The ribbon was tracked down to the shop of merchant tailor I. M. Witkoski. and an elaborate plot was discovered.  The goods were initially stolen by a janitor, who sold them to a mattress maker, John Gurney.  Gurney then resold the goods to Benjamin M. Wilkoski, the brother of the the shop's owner.

In court Wilkoski freely admitted he had purchased the ribbon and was reselling it; but said he had no way of knowing the goods were stolen.  He testified that "he had taken them from a man for whom he had made several suits of clothes, in payment for the clothing."  Judge Gildersleeve was unmoved and on November 17 sentenced the tailor to three years in State Prison.

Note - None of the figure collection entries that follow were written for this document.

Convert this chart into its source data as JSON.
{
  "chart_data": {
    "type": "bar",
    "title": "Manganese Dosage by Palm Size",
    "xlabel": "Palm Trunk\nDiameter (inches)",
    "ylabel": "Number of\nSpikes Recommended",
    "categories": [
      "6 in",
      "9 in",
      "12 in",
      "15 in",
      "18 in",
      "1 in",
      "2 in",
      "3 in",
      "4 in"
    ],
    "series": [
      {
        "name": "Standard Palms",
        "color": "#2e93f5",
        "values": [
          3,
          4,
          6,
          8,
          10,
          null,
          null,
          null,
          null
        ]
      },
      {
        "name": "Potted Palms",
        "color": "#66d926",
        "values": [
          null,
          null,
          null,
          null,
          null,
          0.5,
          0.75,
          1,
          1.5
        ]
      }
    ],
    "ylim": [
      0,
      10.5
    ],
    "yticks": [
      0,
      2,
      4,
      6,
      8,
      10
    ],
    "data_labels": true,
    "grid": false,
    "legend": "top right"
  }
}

The 1890's saw Casse, Lackey & Co., makers of window shades (renamed Pinney, Casse & Lackey in 1892); the Leopold Ascher Co., makers of paint and shaving brushes; and William Harvey, manufacturers of canes and umbrella handles, in the building.
The Beta Theta Pi magazine, October 1893 (copyright expired)
William Harvey's factory employed 8 men, 18 women, 14 girls under 21 years old and 4 girls under 16 in 1893.  They worked long hours--59 hours during the week and 9 on Saturday.  The firm reorganized around 1898 when it became the Harvey & Watts Co.

In June 1899 Henry Pellew commissioned architects Horenburger & Straub to make structural improvements to No. 275, including new iron girders.

Of the 31 employees in Leopold Ascher's brush factory in 1902, only five were men.  One of them was John Barkey, who lived in Brooklyn and walked to and from work over the Brooklyn Bridge.  Barkey was one of thousands of workers who used the pedestrian crossing, creating what was known as the "Brooklyn Bridge crush" at rush hours.

On the evening of October 21, 1902 Barkey became caught up in what the New York Press described as a "fighting, impatient crowd."  As a streetcar passed, Barkey was forced against it by the mass of pedestrians.  The article explained that "as the car was in motion he could stay on his feet no longer and fell under the car.  As soon as he came in contact with a wheel that tore off his toes, he dragged himself under the feet of the passing throng."

Barkey screamed in pain until Patrolman J. Flood "rescued the man from under the heels of the crowd."  He was taken to the Hudson Street Hospital where his toes were amputated.

In 1902 Pinney, Casse & Lackey Company merged with the Columbia Shade Cloth Company, located next door at No. 273 Canal Street.  The Charles E. Matthews office furniture company took its place in No. 275.


Batten's Wedge magazine, February 1906 (copyright expired)

Charles E. Matthews remained in the space at least through 1913.  The 1920's saw the Reliance Lighting Fixture Corp., manufacturers of electric light fixtures under the brand name Relifco; and the Allied Fruit & Extract Co., makers of food items like maraschino cherries, in the building.

Sixty-three years after their father had purchased the property Marion and Charles E. Pellew sold No. 275 Canal Street to the Myr-Mil Holding Company in November 1933.  The new owners made alterations which did away with factory space.  Completed in 1935, the changes resulted in a store and showroom on the ground floor and additional showrooms on the upper floors.

Among the tenants in the 1940's was the Royal Sundries Corp., which sold novelties like the Marvo Cigarette Roller.  An advertisement in The Billboard on October 6, 1945 touted its "metal sides" and offered the item "in quantities" for 5 cents each.

In 1961 a drug store operated from the ground floor.  On February 20 that year the Long Island Star-Journal entitled a front page article "3-Alarmer Snarls Traffic" and reported "The fire which broke out shortly after 5 A. M. in a five-story commercial building at 275 Canal street soon raged through three floors of the structure."



While damaging the interior, the blaze left Charles C. Haight's striking facade intact.  The building was renovated again in 2020 to create office space above the ground floor store.